Unique presentations to bring high energy to high-performance summit
This year’s event is making a strong, straightforward push for the advancement of high-performance single- and multi-family homes in large part by changing the conference’s name to High Performance Home Summit.
The message organizers want to get across: There’s room for everyone on the path to high-performance building.
That said, they say the event, set for Oct. 10-12 in Atlanta, isn’t strictly for builders. It also targets designers and raters, who play key roles, too, in permanently focusing interest on high-performance building.
“We’re trying to raise the bar on building an energy efficient home,” said Nancy Bakeman, EEBA’s executive director. “We’re at a point now where the whole green building movement has gained a lot of momentum.”
Organizers hope to use the summit to increase learning, spur new ideas and help shape the industry by presenting information and encourage involvement through non-traditional methods.
PechaKucha isn’t new to the summit. But after its success two years ago at the event in Denver, the fast-paced, innovative technique is back on the agenda, taking place on Day 2.
PechaKucha is a Japanese term for the sound of conversation. Over time, it’s morphed into a style of presenting, where the basic premise is to convey a message or get a point across quickly.
Pictures work better than lots of written content.
“You have to practice and not just go off the cuff,” Glenn said. “Some people are really good at it. Others have hiccups and get laughs.”
This year’s EEBA PechaKucha will spotlight 10 award-winning, high-performance construction projects from around the country.
Presenters get 20 slides to lay out their projects. And they each have six minutes and 40 seconds total to detail how they made them happen.
That means that slides will change every 20 seconds, regardless of whether the speaker has wrapped up on the slide.
If October’s event is anything like the one in 2015, attendees can expect an “electric” atmosphere that, Glenn said, undoubtedly will make an impression.
“People really pick up on the creativity and ideas of the award winners,” he said. “Some of the feedback I get from attendees is that this is material they can use” in their area of expertise.

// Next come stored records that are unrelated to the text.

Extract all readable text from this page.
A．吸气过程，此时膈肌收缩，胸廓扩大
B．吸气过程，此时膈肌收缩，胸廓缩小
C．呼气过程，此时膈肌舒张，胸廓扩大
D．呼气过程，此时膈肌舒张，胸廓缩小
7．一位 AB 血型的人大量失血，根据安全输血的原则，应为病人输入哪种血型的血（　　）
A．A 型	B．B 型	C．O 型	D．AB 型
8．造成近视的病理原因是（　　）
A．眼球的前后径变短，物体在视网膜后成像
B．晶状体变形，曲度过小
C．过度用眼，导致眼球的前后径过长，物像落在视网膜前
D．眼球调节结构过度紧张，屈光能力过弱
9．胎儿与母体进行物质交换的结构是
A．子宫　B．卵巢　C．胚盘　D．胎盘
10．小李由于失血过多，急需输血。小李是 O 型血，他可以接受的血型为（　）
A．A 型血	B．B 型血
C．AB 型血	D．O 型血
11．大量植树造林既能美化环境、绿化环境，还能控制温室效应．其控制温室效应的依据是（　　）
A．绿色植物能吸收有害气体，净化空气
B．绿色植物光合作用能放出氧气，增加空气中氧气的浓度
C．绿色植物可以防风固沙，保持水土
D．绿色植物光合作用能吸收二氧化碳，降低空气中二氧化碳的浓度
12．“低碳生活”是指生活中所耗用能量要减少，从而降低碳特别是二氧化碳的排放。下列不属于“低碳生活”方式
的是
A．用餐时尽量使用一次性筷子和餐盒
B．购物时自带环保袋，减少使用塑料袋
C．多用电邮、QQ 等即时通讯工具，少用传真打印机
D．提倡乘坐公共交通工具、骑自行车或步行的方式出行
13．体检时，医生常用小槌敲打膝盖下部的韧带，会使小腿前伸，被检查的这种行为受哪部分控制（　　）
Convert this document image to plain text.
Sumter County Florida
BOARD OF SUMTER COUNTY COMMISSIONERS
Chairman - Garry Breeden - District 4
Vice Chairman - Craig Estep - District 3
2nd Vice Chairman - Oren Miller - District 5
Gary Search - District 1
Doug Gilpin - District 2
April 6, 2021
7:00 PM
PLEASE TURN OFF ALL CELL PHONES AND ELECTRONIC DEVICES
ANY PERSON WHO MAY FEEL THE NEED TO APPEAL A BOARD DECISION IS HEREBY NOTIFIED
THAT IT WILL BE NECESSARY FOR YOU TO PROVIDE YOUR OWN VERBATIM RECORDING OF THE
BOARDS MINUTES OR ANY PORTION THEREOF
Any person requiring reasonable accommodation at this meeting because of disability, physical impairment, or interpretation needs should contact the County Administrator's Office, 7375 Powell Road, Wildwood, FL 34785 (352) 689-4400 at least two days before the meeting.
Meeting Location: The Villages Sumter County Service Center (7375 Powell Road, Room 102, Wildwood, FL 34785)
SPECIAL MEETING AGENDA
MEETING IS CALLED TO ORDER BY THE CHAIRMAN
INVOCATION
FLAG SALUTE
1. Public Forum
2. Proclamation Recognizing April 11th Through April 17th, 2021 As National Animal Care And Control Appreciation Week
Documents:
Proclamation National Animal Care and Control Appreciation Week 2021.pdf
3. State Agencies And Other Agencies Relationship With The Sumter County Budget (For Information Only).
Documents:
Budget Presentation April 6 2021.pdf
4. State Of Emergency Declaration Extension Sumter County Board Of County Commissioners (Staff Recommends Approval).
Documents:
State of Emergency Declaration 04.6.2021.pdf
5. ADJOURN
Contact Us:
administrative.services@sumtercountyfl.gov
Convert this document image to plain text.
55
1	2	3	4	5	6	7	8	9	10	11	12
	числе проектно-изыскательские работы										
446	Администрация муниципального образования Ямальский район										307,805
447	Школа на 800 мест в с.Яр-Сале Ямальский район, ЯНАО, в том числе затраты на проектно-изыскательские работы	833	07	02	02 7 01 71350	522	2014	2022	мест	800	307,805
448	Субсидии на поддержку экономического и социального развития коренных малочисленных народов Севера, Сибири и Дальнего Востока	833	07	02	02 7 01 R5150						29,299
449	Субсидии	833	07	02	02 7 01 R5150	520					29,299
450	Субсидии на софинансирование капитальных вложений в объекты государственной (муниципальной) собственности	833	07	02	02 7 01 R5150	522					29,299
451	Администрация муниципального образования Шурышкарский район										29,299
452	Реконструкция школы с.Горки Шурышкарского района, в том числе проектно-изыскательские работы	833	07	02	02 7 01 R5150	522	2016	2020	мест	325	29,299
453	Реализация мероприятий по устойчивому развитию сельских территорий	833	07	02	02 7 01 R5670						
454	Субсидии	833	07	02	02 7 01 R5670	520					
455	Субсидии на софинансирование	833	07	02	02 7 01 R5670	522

Glenn, an avid social media user and advocate, encourages those in on the sessions to promote them and to engage others while they’re underway. He wants people to take pictures, shoot video and post them.
“This is an effective way of sharing powerful ideas,” Glenn said. “It challenges the presenter to prepare in a fun way. … That’s usually how learning works – when we’re having fun. This isn’t the typical bore-and-snore presentation.”